Barbara Bixler was born October 11, 1921, in Jersey City, New Jersey. She and her younger sister, Joan, were the only children of Donald and Dora Bixler. At an early age, Barbara and her family moved to Forest Hills, New York, where they joined the West Side Tennis Club, which was then the foremost tennis club in the area and the site of the men’s and women’s National tournaments. She took up tennis as a young girl, at her father’s urging, under the tutelage of the club pro, George Agutter. He held the job at West Side for 46 years, was described by Al Laney as “the country’s No. 1 tennis- professional” and was much loved and respected. He developed in his pupils a sweeping style of backhand that was very graceful and very effective, and such a trademark that his pupils could often be identified in later years.

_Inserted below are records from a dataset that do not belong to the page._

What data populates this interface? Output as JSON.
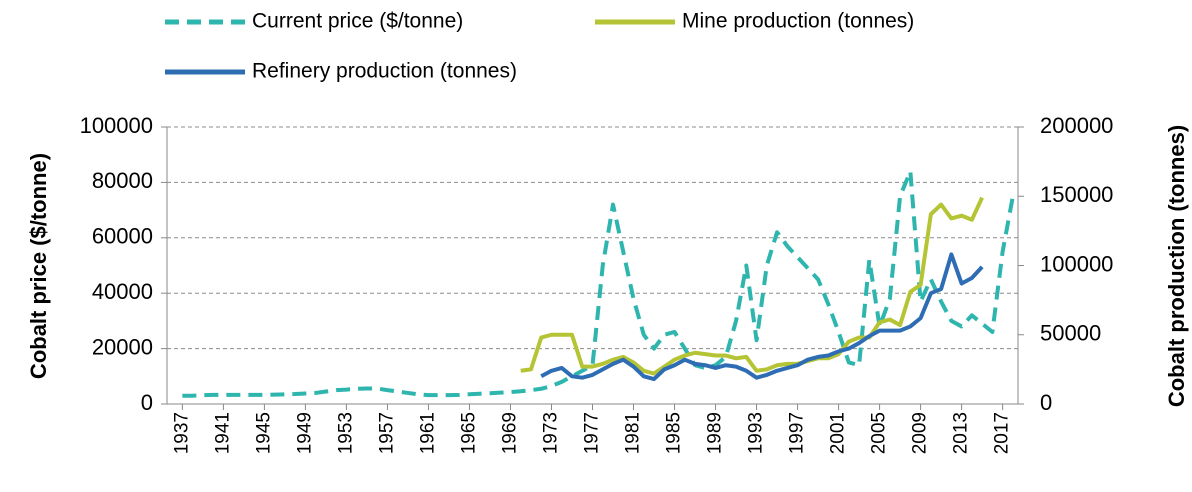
{
  "chart_data": {
    "type": "line",
    "y_label": "Cobalt price ($/tonne)",
    "y2_label": "Cobalt production (tonnes)",
    "x": [
      1937,
      1938,
      1939,
      1940,
      1941,
      1942,
      1943,
      1944,
      1945,
      1946,
      1947,
      1948,
      1949,
      1950,
      1951,
      1952,
      1953,
      1954,
      1955,
      1956,
      1957,
      1958,
      1959,
      1960,
      1961,
      1962,
      1963,
      1964,
      1965,
      1966,
      1967,
      1968,
      1969,
      1970,
      1971,
      1972,
      1973,
      1974,
      1975,
      1976,
      1977,
      1978,
      1979,
      1980,
      1981,
      1982,
      1983,
      1984,
      1985,
      1986,
      1987,
      1988,
      1989,
      1990,
      1991,
      1992,
      1993,
      1994,
      1995,
      1996,
      1997,
      1998,
      1999,
      2000,
      2001,
      2002,
      2003,
      2004,
      2005,
      2006,
      2007,
      2008,
      2009,
      2010,
      2011,
      2012,
      2013,
      2014,
      2015,
      2016,
      2017,
      2018
    ],
    "xlim": [
      1935.5,
      2018.5
    ],
    "xticks": [
      1937,
      1941,
      1945,
      1949,
      1953,
      1957,
      1961,
      1965,
      1969,
      1973,
      1977,
      1981,
      1985,
      1989,
      1993,
      1997,
      2001,
      2005,
      2009,
      2013,
      2017
    ],
    "ylim": [
      0,
      100000
    ],
    "yticks": [
      0,
      20000,
      40000,
      60000,
      80000,
      100000
    ],
    "y2lim": [
      0,
      200000
    ],
    "y2ticks": [
      0,
      50000,
      100000,
      150000,
      200000
    ],
    "grid": true,
    "series": [
      {
        "name": "Current price ($/tonne)",
        "color": "#2db5ae",
        "linestyle": "dashed",
        "values": [
          3000,
          3000,
          3200,
          3300,
          3300,
          3300,
          3300,
          3300,
          3300,
          3400,
          3500,
          3600,
          3800,
          4000,
          4500,
          5000,
          5200,
          5500,
          5600,
          5600,
          5000,
          4500,
          4000,
          3500,
          3200,
          3200,
          3200,
          3300,
          3500,
          3700,
          3900,
          4100,
          4300,
          4600,
          5000,
          5500,
          6500,
          8000,
          10000,
          12000,
          14000,
          50000,
          72000,
          55000,
          38000,
          25000,
          20000,
          25000,
          26000,
          20000,
          14000,
          13000,
          14000,
          17000,
          30000,
          50000,
          23000,
          50000,
          62000,
          57000,
          53000,
          49000,
          45000,
          36000,
          26000,
          15000,
          14000,
          52000,
          28000,
          38000,
          75000,
          84000,
          37000,
          45000,
          37000,
          30000,
          28000,
          32000,
          29000,
          26000,
          55000,
          75000
        ]
      },
      {
        "name": "Mine production (tonnes)",
        "color": "#b5c434",
        "linestyle": "solid",
        "axis": "y2",
        "values": [
          null,
          null,
          null,
          null,
          null,
          null,
          null,
          null,
          null,
          null,
          null,
          null,
          null,
          null,
          null,
          null,
          null,
          null,
          null,
          null,
          null,
          null,
          null,
          null,
          null,
          null,
          null,
          null,
          null,
          null,
          null,
          null,
          null,
          24000,
          25000,
          48000,
          50000,
          50000,
          50000,
          27000,
          27000,
          29000,
          32000,
          34000,
          30000,
          24000,
          22000,
          27000,
          32000,
          35000,
          37000,
          36000,
          35000,
          35000,
          33000,
          34000,
          24000,
          25000,
          28000,
          29000,
          29000,
          31000,
          33000,
          33000,
          36000,
          45000,
          48000,
          48000,
          59000,
          61000,
          57000,
          81000,
          86000,
          137000,
          144000,
          134000,
          136000,
          133000,
          149000,
          null,
          null,
          null
        ]
      },
      {
        "name": "Refinery production (tonnes)",
        "color": "#2e6db4",
        "linestyle": "solid",
        "axis": "y2",
        "values": [
          null,
          null,
          null,
          null,
          null,
          null,
          null,
          null,
          null,
          null,
          null,
          null,
          null,
          null,
          null,
          null,
          null,
          null,
          null,
          null,
          null,
          null,
          null,
          null,
          null,
          null,
          null,
          null,
          null,
          null,
          null,
          null,
          null,
          null,
          null,
          20000,
          24000,
          26000,
          20000,
          19000,
          21000,
          25000,
          29000,
          32000,
          27000,
          20000,
          18000,
          25000,
          28000,
          32000,
          29000,
          28000,
          26000,
          28000,
          27000,
          24000,
          19000,
          21000,
          24000,
          26000,
          28000,
          32000,
          34000,
          35000,
          38000,
          40000,
          44000,
          49000,
          53000,
          53000,
          53000,
          56000,
          62000,
          80000,
          83000,
          108000,
          87000,
          91000,
          99000,
          null,
          null,
          null
        ]
      }
    ]
  }
}
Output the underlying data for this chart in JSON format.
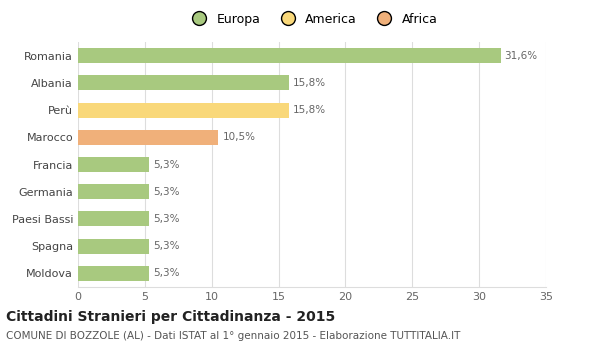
{
  "categories": [
    "Romania",
    "Albania",
    "Perù",
    "Marocco",
    "Francia",
    "Germania",
    "Paesi Bassi",
    "Spagna",
    "Moldova"
  ],
  "values": [
    31.6,
    15.8,
    15.8,
    10.5,
    5.3,
    5.3,
    5.3,
    5.3,
    5.3
  ],
  "labels": [
    "31,6%",
    "15,8%",
    "15,8%",
    "10,5%",
    "5,3%",
    "5,3%",
    "5,3%",
    "5,3%",
    "5,3%"
  ],
  "colors": [
    "#a8c97f",
    "#a8c97f",
    "#f9d87a",
    "#f0b07a",
    "#a8c97f",
    "#a8c97f",
    "#a8c97f",
    "#a8c97f",
    "#a8c97f"
  ],
  "legend": [
    {
      "label": "Europa",
      "color": "#a8c97f"
    },
    {
      "label": "America",
      "color": "#f9d87a"
    },
    {
      "label": "Africa",
      "color": "#f0b07a"
    }
  ],
  "xlim": [
    0,
    35
  ],
  "xticks": [
    0,
    5,
    10,
    15,
    20,
    25,
    30,
    35
  ],
  "title": "Cittadini Stranieri per Cittadinanza - 2015",
  "subtitle": "COMUNE DI BOZZOLE (AL) - Dati ISTAT al 1° gennaio 2015 - Elaborazione TUTTITALIA.IT",
  "background_color": "#ffffff",
  "grid_color": "#dddddd",
  "bar_height": 0.55,
  "label_fontsize": 7.5,
  "title_fontsize": 10,
  "subtitle_fontsize": 7.5,
  "ytick_fontsize": 8,
  "xtick_fontsize": 8,
  "legend_fontsize": 9
}
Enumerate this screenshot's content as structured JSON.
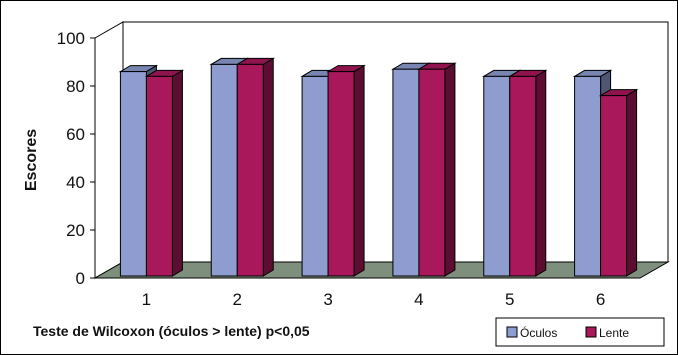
{
  "chart_data": {
    "type": "bar",
    "categories": [
      "1",
      "2",
      "3",
      "4",
      "5",
      "6"
    ],
    "series": [
      {
        "name": "Óculos",
        "values": [
          86,
          89,
          84,
          87,
          84,
          84
        ],
        "color": "#8E9CD0"
      },
      {
        "name": "Lente",
        "values": [
          84,
          89,
          86,
          87,
          84,
          76
        ],
        "color": "#A8185A"
      }
    ],
    "ylabel": "Escores",
    "ylim": [
      0,
      100
    ],
    "yticks": [
      0,
      20,
      40,
      60,
      80,
      100
    ],
    "grid": false,
    "legend_position": "bottom-right",
    "style": "3d-bars",
    "floor_color": "#7F8F7E",
    "annotation": "Teste de Wilcoxon (óculos > lente) p<0,05"
  }
}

Barbara’s tennis developed very rapidly and she became the club’s women’s singles champion while still in high school. The family moved to Garden City, Long Island, in the late 1930s, but kept the West Side membership. In 1940, Barbara played in the Nationals, then on grass, and in the first round defeated the French girl’s champion. According to the newspaper account: “A sunny blonde, enjoying her first attempt in the big tournament, made the home club people very happy – to say nothing of her mother and father who watched joyously as she made a sensational battle out of a losing fight and scored a coveted victory (0-6, 6-1, 6-1).”

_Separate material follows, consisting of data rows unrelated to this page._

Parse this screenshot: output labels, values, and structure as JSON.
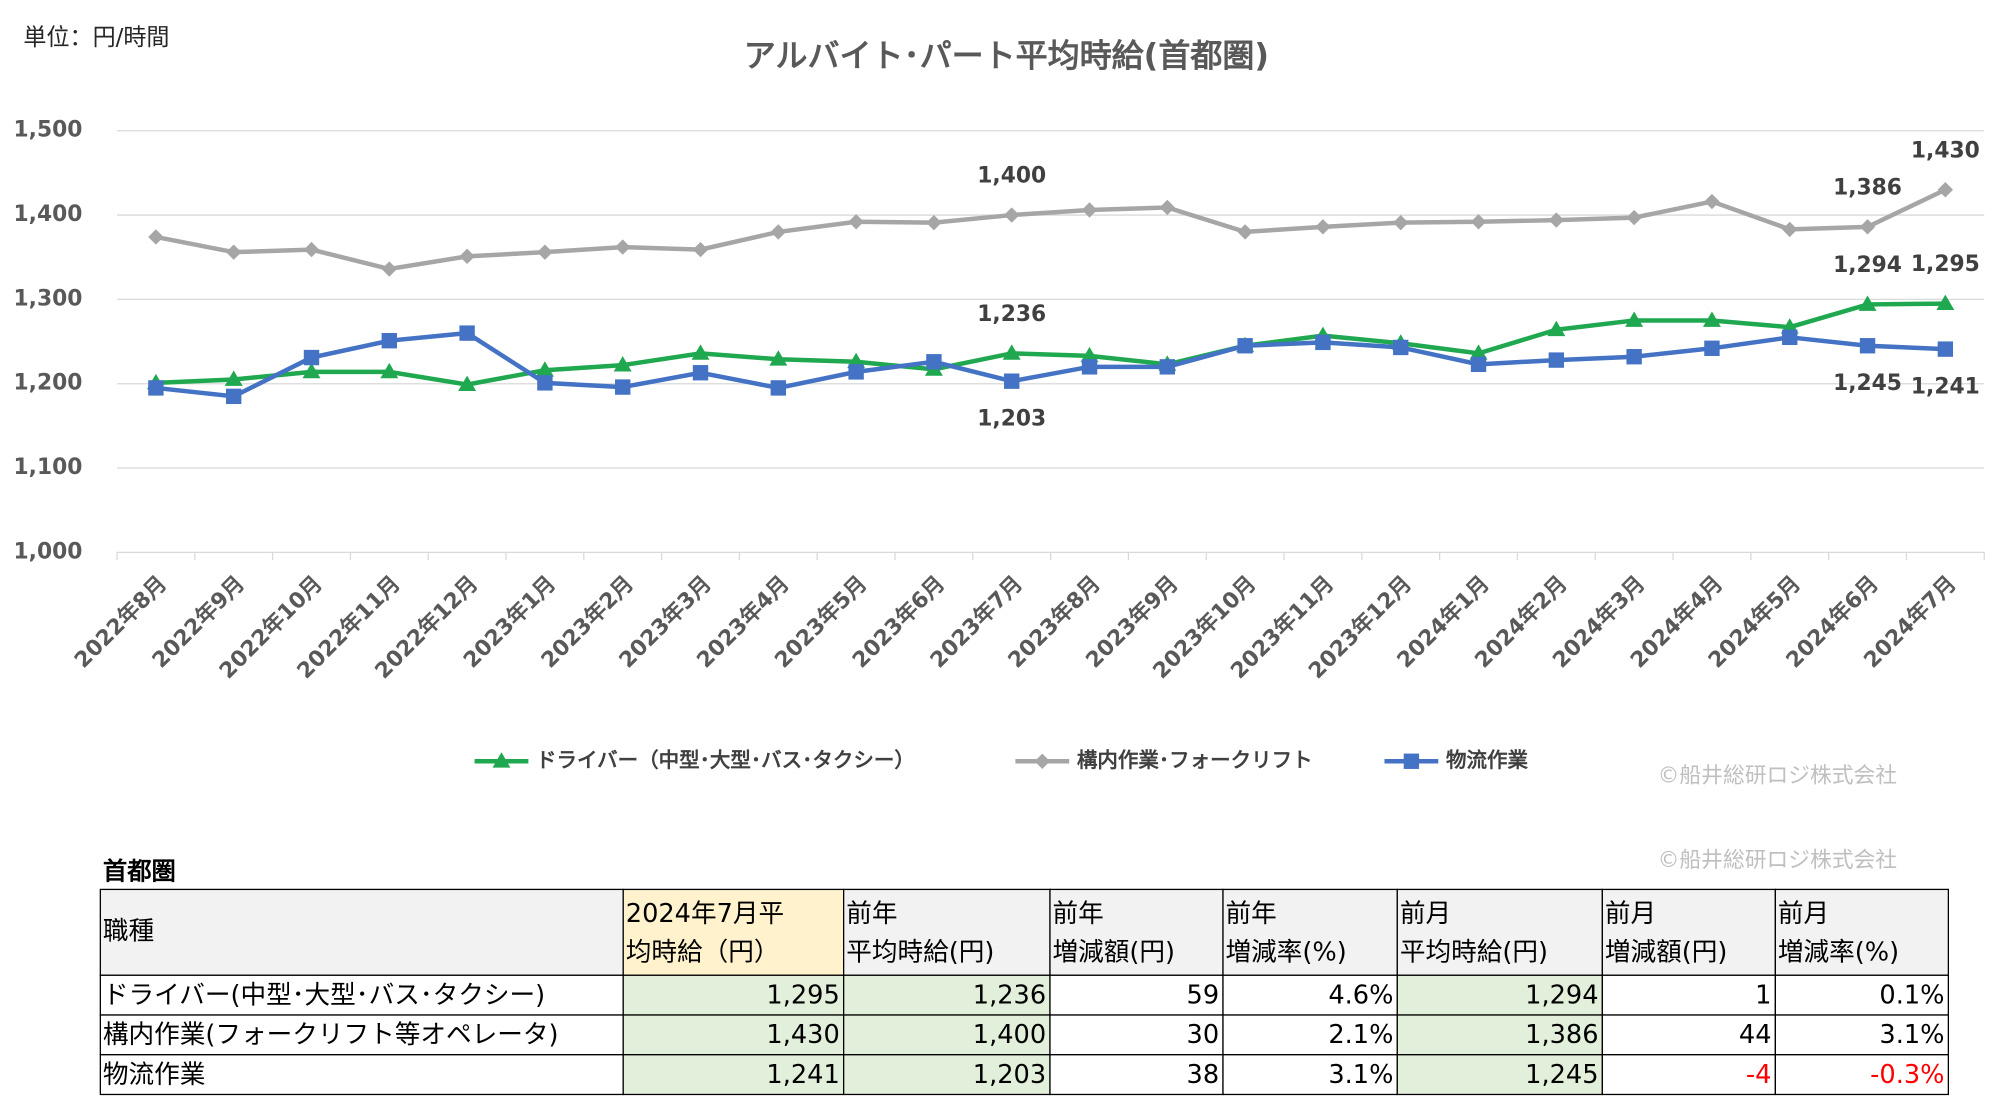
{
  "unit_label": "単位：円/時間",
  "watermarks": [
    "©船井総研ロジ株式会社",
    "©船井総研ロジ株式会社"
  ],
  "chart_data": {
    "type": "line",
    "title": "アルバイト･パート平均時給(首都圏)",
    "categories": [
      "2022年8月",
      "2022年9月",
      "2022年10月",
      "2022年11月",
      "2022年12月",
      "2023年1月",
      "2023年2月",
      "2023年3月",
      "2023年4月",
      "2023年5月",
      "2023年6月",
      "2023年7月",
      "2023年8月",
      "2023年9月",
      "2023年10月",
      "2023年11月",
      "2023年12月",
      "2024年1月",
      "2024年2月",
      "2024年3月",
      "2024年4月",
      "2024年5月",
      "2024年6月",
      "2024年7月"
    ],
    "series": [
      {
        "name": "ドライバー（中型･大型･バス･タクシー）",
        "color": "#1fa84f",
        "marker": "triangle",
        "values": [
          1201,
          1205,
          1214,
          1214,
          1199,
          1216,
          1222,
          1236,
          1229,
          1226,
          1217,
          1236,
          1233,
          1223,
          1245,
          1257,
          1248,
          1236,
          1264,
          1275,
          1275,
          1267,
          1294,
          1295
        ],
        "value_labels": [
          null,
          null,
          null,
          null,
          null,
          null,
          null,
          null,
          null,
          null,
          null,
          "1,236",
          null,
          null,
          null,
          null,
          null,
          null,
          null,
          null,
          null,
          null,
          "1,294",
          "1,295"
        ]
      },
      {
        "name": "構内作業･フォークリフト",
        "color": "#a6a6a6",
        "marker": "diamond",
        "values": [
          1374,
          1356,
          1359,
          1336,
          1351,
          1356,
          1362,
          1359,
          1380,
          1392,
          1391,
          1400,
          1406,
          1409,
          1380,
          1386,
          1391,
          1392,
          1394,
          1397,
          1416,
          1383,
          1386,
          1430
        ],
        "value_labels": [
          null,
          null,
          null,
          null,
          null,
          null,
          null,
          null,
          null,
          null,
          null,
          "1,400",
          null,
          null,
          null,
          null,
          null,
          null,
          null,
          null,
          null,
          null,
          "1,386",
          "1,430"
        ]
      },
      {
        "name": "物流作業",
        "color": "#4472c4",
        "marker": "square",
        "values": [
          1195,
          1185,
          1231,
          1251,
          1260,
          1201,
          1196,
          1213,
          1195,
          1214,
          1226,
          1203,
          1220,
          1220,
          1245,
          1249,
          1243,
          1223,
          1228,
          1232,
          1242,
          1255,
          1245,
          1241
        ],
        "value_labels": [
          null,
          null,
          null,
          null,
          null,
          null,
          null,
          null,
          null,
          null,
          null,
          "1,203",
          null,
          null,
          null,
          null,
          null,
          null,
          null,
          null,
          null,
          null,
          "1,245",
          "1,241"
        ]
      }
    ],
    "ylim": [
      1000,
      1500
    ],
    "yticks": [
      {
        "value": 1000,
        "label": "1,000"
      },
      {
        "value": 1100,
        "label": "1,100"
      },
      {
        "value": 1200,
        "label": "1,200"
      },
      {
        "value": 1300,
        "label": "1,300"
      },
      {
        "value": 1400,
        "label": "1,400"
      },
      {
        "value": 1500,
        "label": "1,500"
      }
    ],
    "grid": true,
    "legend": "bottom"
  },
  "table": {
    "title": "首都圏",
    "headers": [
      [
        "職種"
      ],
      [
        "2024年7月平",
        "均時給（円）"
      ],
      [
        "前年",
        "平均時給(円)"
      ],
      [
        "前年",
        "増減額(円)"
      ],
      [
        "前年",
        "増減率(%)"
      ],
      [
        "前月",
        "平均時給(円)"
      ],
      [
        "前月",
        "増減額(円)"
      ],
      [
        "前月",
        "増減率(%)"
      ]
    ],
    "rows": [
      [
        "ドライバー(中型･大型･バス･タクシー)",
        "1,295",
        "1,236",
        "59",
        "4.6%",
        "1,294",
        "1",
        "0.1%"
      ],
      [
        "構内作業(フォークリフト等オペレータ)",
        "1,430",
        "1,400",
        "30",
        "2.1%",
        "1,386",
        "44",
        "3.1%"
      ],
      [
        "物流作業",
        "1,241",
        "1,203",
        "38",
        "3.1%",
        "1,245",
        "-4",
        "-0.3%"
      ]
    ]
  }
}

Barbara went on to Smith College, where she graduated in 1943. She was captain of the tennis and squash teams, and won the college championships in both sports. After marrying William F. Koegel in 1946, she and her husband lived in Charlottesville, VA, where he attended University of Virginia Law School. There, she continued to play tennis while she also began to raise a family. She won the Albemarle County (Charlottesville) ladies’ singles championship and played squash, non-competitively.

In 1949, she moved to Hartsdale, and, in 1952, to Walworth Avenue in Scarsdale. She played at County Tennis Cub until 1955, and was the ladies’ tennis champion. In that year she and her husband joined Fox Meadow Tennis Club ,and her attachment to paddle tennis began.

Barbara died on October 16, 1968, after a four-year bout with colon cancer, at the age of 47.